At a time of crisis in the recording industry, Fuller's roster of singers which includes "Idol" winners Kelly Clarkson and Carrie Underwood, British singer Annie Lennox and The Spice Girls, have sold 160 million songs on iTunes, his artist management company 19 Entertainment said.
Billboard's Fred Bronson called Fuller's 160 million iTunes tally "historic" in a decade which has seen album sales slump and cheaper, digital sales soar.
"He is without question the biggest manager of the digital age," Bronson said.
The British entrepreneur teamed up "American Idol" with iTunes at the Apple music store's 2003 launch, spotting its potential to capitalize on the TV singing show's appeal and the tens of millions of fans who watch it weekly.
"I felt there was a real synergy with what I do, which is launching new artists and TV shows, and what iTunes does, which is to sell music in an immediate and interactive way," Fuller told Reuters in a rare interview.

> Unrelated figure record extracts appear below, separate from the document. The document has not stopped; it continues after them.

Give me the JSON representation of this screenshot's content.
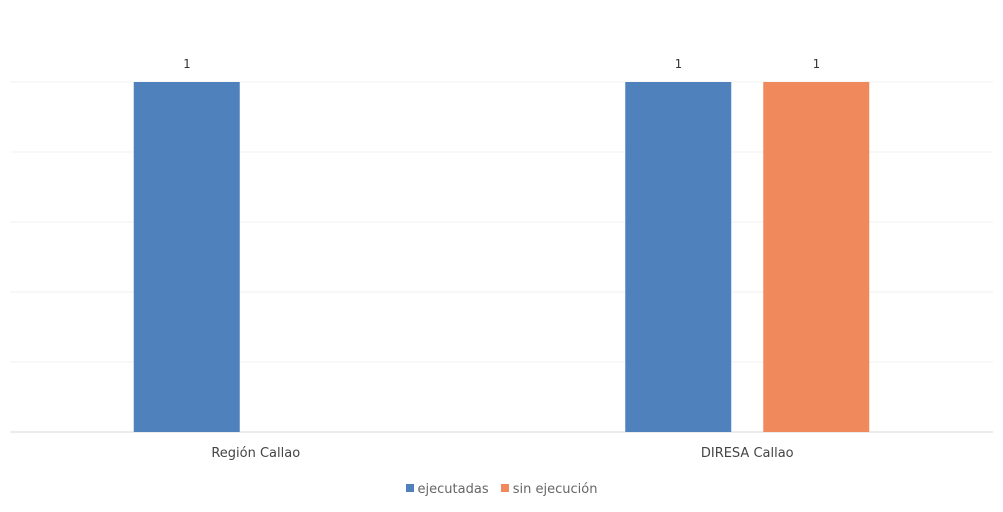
{
  "chart_data": {
    "type": "bar",
    "categories": [
      "Región Callao",
      "DIRESA Callao"
    ],
    "series": [
      {
        "name": "ejecutadas",
        "values": [
          1,
          1
        ],
        "color": "#4F81BD"
      },
      {
        "name": "sin ejecución",
        "values": [
          null,
          1
        ],
        "color": "#F08A5D"
      }
    ],
    "data_labels": true,
    "ylim": [
      0,
      1
    ],
    "gridlines": true,
    "legend_position": "bottom"
  }
}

According to the world recording industry group IFPI, physical sales of music fell by 12.7 per cent globally in 2009 while digital music sales rose by 9.2 per cent to $4.3 billion (£2.9 billion) - more than 10 times the digital market value in 2004.
Fuller, who turns 50 years-old next week, said the speed of change had come as a shock to the music industry but he expressed hope for the future.
"The future is all about how the digital and the physical worlds can co-exist," he told Reuters.
"I think music in the long term is going to be just fine. But in the short term, as we see, (it's) bedlam and chaos. We have to reinvent, in music, TV and movies, that interaction between the consumer and the content we create."
Universal Music Group International chairman Lucian Grainge said digital distribution is a good fit for Fuller's global entertainment strategy.
"Today's digital platforms for selling music and reaching consumers worldwide means, quite simply, that the future belongs to people like Simon," Grainge told Reuters.
Steve Knopper, author of the 2009 book "Appetite for Self-Destruction; The Spectacular Crash of the Record Industry in the digital age", said that although traditional album sales are shrinking, music is in good shape.
"The things that 'American Idol' has been doing and the way that Simon Fuller has been marketing the franchise digitally and otherwise, indicates that pop music is very healthy right now," Knopper said
"They are serving an important function for the record labels by putting pop music before the public in a mass way," he said.
Fuller is already placing his bets on a future in global entertainment based on the Internet. In March, he launched his multimedia interactive reality TV project "If I Can Dream", which follows a group of aspiring singers, dancers and actors living together in a "Big Brother" style house as they try to break into Hollywood.
"I think you have to be in that Internet space to fully grapple with the challenges that we face and hopefully define the next entertainment phenomenon," he said.
He described "If I Can Dream", which streams on Hulu.com, as a "fascinating experiment".
"I consider what I am doing right now as being the scientist in the laboratory doing endless experiments, most of which may not work, but I will learn more and more."
"This is the Wild West," he said. "You throw seeds down. Some grow and some don't."